Studying the Sun will unravel the secrets of alien life

Studying the Sun will unravel the secrets of alien life

Artistic vision of hot Jupiter - a planet orbiting a star with roughly solar parameters.

The new “solar” mission of NASA is able not only to study the native star, but also to provide valuable information regarding alien worlds. The sun plays an important role in our life, as it provides heat and light. However, if it were not for the dense atmospheric layer, then we would have lost protection against harsh solar conditions. But there are many such stars, which means that somewhere a planet can live in a comfortable point of space, like ours.

It turns out that a careful study of the native star will help to understand the planets, remote for long distances. This fall, the Parker probe, launched in August, will begin exploring how the sun works.

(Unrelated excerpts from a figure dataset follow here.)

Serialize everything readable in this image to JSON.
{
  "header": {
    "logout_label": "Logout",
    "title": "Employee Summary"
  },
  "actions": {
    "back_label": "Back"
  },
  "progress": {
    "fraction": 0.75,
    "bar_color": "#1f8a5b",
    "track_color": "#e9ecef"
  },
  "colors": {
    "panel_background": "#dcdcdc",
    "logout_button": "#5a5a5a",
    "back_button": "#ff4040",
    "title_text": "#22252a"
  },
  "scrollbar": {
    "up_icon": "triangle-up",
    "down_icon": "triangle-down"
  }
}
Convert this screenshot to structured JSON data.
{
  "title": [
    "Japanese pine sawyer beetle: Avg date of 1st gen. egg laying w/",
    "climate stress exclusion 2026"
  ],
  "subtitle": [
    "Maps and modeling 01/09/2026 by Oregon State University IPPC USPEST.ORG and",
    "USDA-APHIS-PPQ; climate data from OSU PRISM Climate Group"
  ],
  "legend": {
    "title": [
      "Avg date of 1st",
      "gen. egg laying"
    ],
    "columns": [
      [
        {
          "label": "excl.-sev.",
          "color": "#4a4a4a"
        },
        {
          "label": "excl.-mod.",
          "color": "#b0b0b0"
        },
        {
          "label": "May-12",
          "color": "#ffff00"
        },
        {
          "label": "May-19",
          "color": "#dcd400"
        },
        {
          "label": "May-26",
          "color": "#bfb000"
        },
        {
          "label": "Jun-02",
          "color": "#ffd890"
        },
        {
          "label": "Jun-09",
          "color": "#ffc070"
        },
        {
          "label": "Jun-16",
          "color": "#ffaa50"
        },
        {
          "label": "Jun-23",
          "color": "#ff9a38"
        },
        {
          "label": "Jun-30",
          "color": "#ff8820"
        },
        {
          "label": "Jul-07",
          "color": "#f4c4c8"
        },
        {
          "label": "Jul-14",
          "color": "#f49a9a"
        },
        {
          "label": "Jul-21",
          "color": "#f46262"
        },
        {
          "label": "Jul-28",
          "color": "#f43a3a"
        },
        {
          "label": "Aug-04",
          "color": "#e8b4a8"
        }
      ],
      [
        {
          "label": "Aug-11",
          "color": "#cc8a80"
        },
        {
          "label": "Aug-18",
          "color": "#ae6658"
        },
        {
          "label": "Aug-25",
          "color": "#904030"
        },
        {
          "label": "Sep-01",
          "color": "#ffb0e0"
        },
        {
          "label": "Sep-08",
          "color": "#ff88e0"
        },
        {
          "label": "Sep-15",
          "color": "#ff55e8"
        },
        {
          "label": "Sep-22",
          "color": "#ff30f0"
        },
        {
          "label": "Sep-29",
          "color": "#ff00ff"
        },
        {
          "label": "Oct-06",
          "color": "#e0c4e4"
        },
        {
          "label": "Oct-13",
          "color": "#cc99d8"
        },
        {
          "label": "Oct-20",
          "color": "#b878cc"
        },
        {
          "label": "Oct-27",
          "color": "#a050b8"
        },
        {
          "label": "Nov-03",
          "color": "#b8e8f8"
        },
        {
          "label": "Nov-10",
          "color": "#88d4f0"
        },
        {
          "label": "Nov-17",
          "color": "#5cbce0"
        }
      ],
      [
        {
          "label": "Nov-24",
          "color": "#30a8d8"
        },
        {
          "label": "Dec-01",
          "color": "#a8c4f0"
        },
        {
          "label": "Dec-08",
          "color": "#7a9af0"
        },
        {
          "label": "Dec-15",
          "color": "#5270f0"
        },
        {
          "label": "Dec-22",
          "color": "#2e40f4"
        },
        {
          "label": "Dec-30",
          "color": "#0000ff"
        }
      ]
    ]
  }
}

Exoplanetary scientists will closely monitor this in order to understand what data should be guided in foreign systems.

The researchers plan to pay special attention to particles and high-energy photons that are dangerous to the Earth. The sun gives us an extreme amount of particles with a large amount of UV light. Without a protective atmosphere, this would be enough for DNA damage inside the cells (cancer). In addition, during the period of extreme solar flares (coronal mass ejections), high-energy particles overload the terrestrial magnetic field and negatively affect technologies (satellites and ground-based apparatuses). If the alien world lacks protection, then such particles are able to be the decisive factor in the habitability aspect of exoplanets. Of course, the planet may have an atmosphere, but with abundant bombardment with star particles, it simply will not be enough for protection. The study of high-energy outflow is difficult to carry out at a distance, so the Parker probe will play an important role.

The spacecraft will approach the Sun at a distance of 6 million km from the “surface” (many exoplanets are suspended at the same distance from their native stars). Most of the worlds close to the stars belong to the category of hot Jupiter, although they themselves are not gaseous. There is an assumption that if the worlds themselves are dead, then their large satellites are capable of having life or being suitable for it. And there is nothing crazy about it, because the moons of Jupiter and Saturn are already considered as future possible colonies.

Researchers will observe the data obtained and use them to limit the criteria for the world to be suitable for life. It is important to note that high-energy radiation, such as UV light, not only destroys unprotected life, but is also able to deceive the researcher, hinting at the presence of something “alive” in the world. The fact is that UV light destroys water and creates oxygen (the key signature of life). Also, the spacecraft will help to understand how solar dynamics is formed due to the magnetic field.